Not far from our Buenos Aires apartment, leading northwest from the Aeroparque Jorge Newbery airport, the Costanera Rafael Obligado provides direct access to the Río de La Plata shoreline for city residents. It’s a popular spot for walking, fishing and asados (barbecues) and, at its northern end, the Parque de la Memoria is an open-air memorial to the tens of thousands who disappeared under the military dictatorship of 1976-83.

One area “attraction” I’ve always ignored is Tierra Santa, a Disneyland for the devout that displays a kitschy version of ancient Jerusalem and its spiritual legacy (as depicted in the video above). About the only thing I can compare it with is Tennessee’s farcically fake Ark Encounter which, deservedly, appears to be approaching financial collapse. On one level that’s easy for me to say—I’m not a believer—but why would any sensible person spend a single peso to watch an hourly mechanical resurrection when genuine devotional sights are so close at hand?
Carlos Menem renounced Islam for Catholicism in order to become Argentina's president in 1989.
The Catedral Metropolitana is Buenos Aires's most conspicuous religious landmark.

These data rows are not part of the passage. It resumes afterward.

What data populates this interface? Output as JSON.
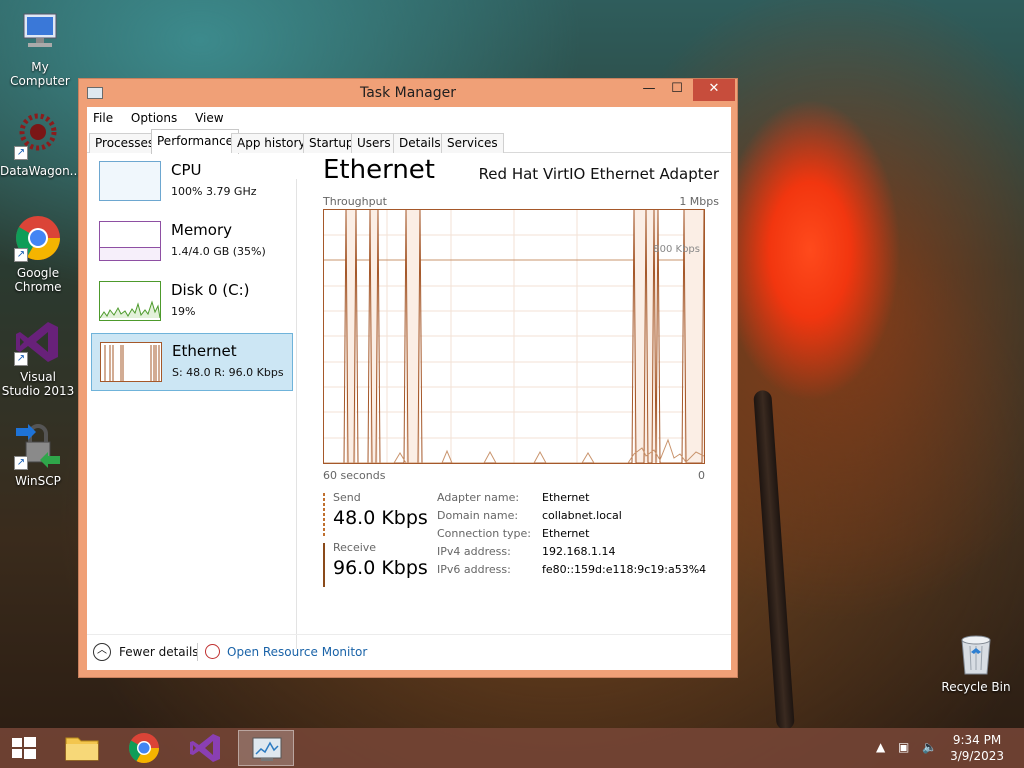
{
  "desktop": {
    "icons": [
      {
        "label": "My Computer"
      },
      {
        "label": "DataWagon..."
      },
      {
        "label": "Google Chrome"
      },
      {
        "label": "Visual Studio 2013"
      },
      {
        "label": "WinSCP"
      }
    ],
    "recycle_bin": {
      "label": "Recycle Bin"
    }
  },
  "window": {
    "title": "Task Manager",
    "close_glyph": "✕",
    "max_glyph": "☐",
    "min_glyph": "—"
  },
  "menu": {
    "file": "File",
    "options": "Options",
    "view": "View"
  },
  "tabs": [
    "Processes",
    "Performance",
    "App history",
    "Startup",
    "Users",
    "Details",
    "Services"
  ],
  "sidebar": {
    "items": [
      {
        "name": "CPU",
        "sub": "100%  3.79 GHz"
      },
      {
        "name": "Memory",
        "sub": "1.4/4.0 GB (35%)"
      },
      {
        "name": "Disk 0 (C:)",
        "sub": "19%"
      },
      {
        "name": "Ethernet",
        "sub": "S: 48.0  R: 96.0 Kbps"
      }
    ]
  },
  "main": {
    "heading": "Ethernet",
    "adapter": "Red Hat VirtIO Ethernet Adapter",
    "throughput_label": "Throughput",
    "max_label": "1 Mbps",
    "mark_label": "800 Kbps",
    "x_left": "60 seconds",
    "x_right": "0",
    "send_label": "Send",
    "send_value": "48.0 Kbps",
    "receive_label": "Receive",
    "receive_value": "96.0 Kbps",
    "send_color": "#c0702f",
    "receive_color": "#8a4a1a",
    "properties": [
      {
        "key": "Adapter name:",
        "value": "Ethernet"
      },
      {
        "key": "Domain name:",
        "value": "collabnet.local"
      },
      {
        "key": "Connection type:",
        "value": "Ethernet"
      },
      {
        "key": "IPv4 address:",
        "value": "192.168.1.14"
      },
      {
        "key": "IPv6 address:",
        "value": "fe80::159d:e118:9c19:a53%4"
      }
    ]
  },
  "footer": {
    "fewer": "Fewer details",
    "resmon": "Open Resource Monitor"
  },
  "taskbar": {
    "time": "9:34 PM",
    "date": "3/9/2023"
  },
  "colors": {
    "accent": "#f0a077",
    "selected": "#cce6f4",
    "link": "#1a63a8"
  }
}
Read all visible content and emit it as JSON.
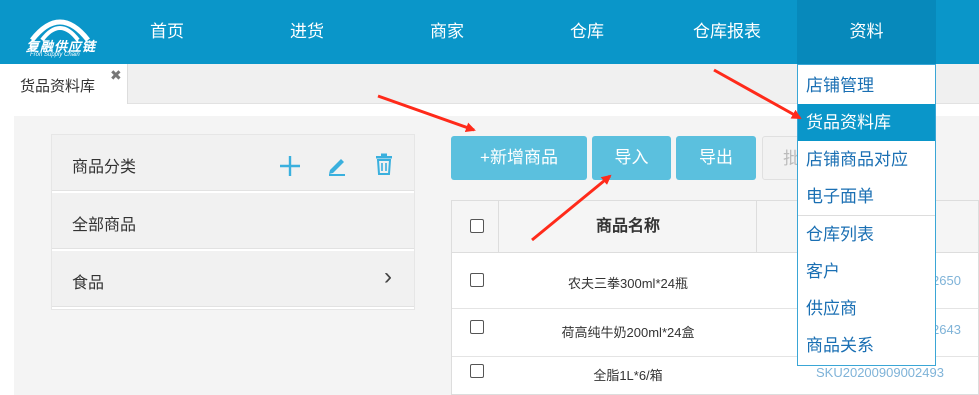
{
  "logo": {
    "name": "复融供应链",
    "sub": "Fron Supply Chain"
  },
  "nav": {
    "items": [
      "首页",
      "进货",
      "商家",
      "仓库",
      "仓库报表",
      "资料"
    ],
    "active_index": 5
  },
  "tabs": [
    {
      "label": "货品资料库",
      "close": "✖"
    }
  ],
  "sidebar": {
    "header": "商品分类",
    "rows": [
      {
        "label": "全部商品"
      },
      {
        "label": "食品",
        "chevron": "›"
      }
    ]
  },
  "toolbar": {
    "add": "+新增商品",
    "import": "导入",
    "export": "导出",
    "partial": "批"
  },
  "table": {
    "headers": [
      "商品名称"
    ],
    "rows": [
      {
        "name": "农夫三拳300ml*24瓶",
        "sku": "2650"
      },
      {
        "name": "荷高纯牛奶200ml*24盒",
        "sku": "2643"
      },
      {
        "name": "全脂1L*6/箱",
        "sku": "SKU20200909002493"
      }
    ]
  },
  "dropdown": {
    "items": [
      "店铺管理",
      "货品资料库",
      "店铺商品对应",
      "电子面单",
      "仓库列表",
      "客户",
      "供应商",
      "商品关系"
    ],
    "active_index": 1
  },
  "colors": {
    "brand": "#0a96c9",
    "button": "#5bc0de",
    "arrow": "#ff2a1a",
    "icon": "#3ab0de"
  }
}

It’s worth noting that, for many Argentines, religion is fungible. For instance, former President Carlos Menem—of Syrian descent—converted from Islam to Catholicism to run for office, since that was a constitutional requirement at the time. Buenos Aires, of course, has many important Christian sites, starting with the classic Catedral Metropolitana and even the handsome Iglesia Ortodoxa Rusa of San Telmo. But the Middle East’s other Abrahamic faiths are represented by landmarks such as the Templo de la Congregación Israelita and the Centro Islámico Rey Fahd—both of which are open for free guided tours.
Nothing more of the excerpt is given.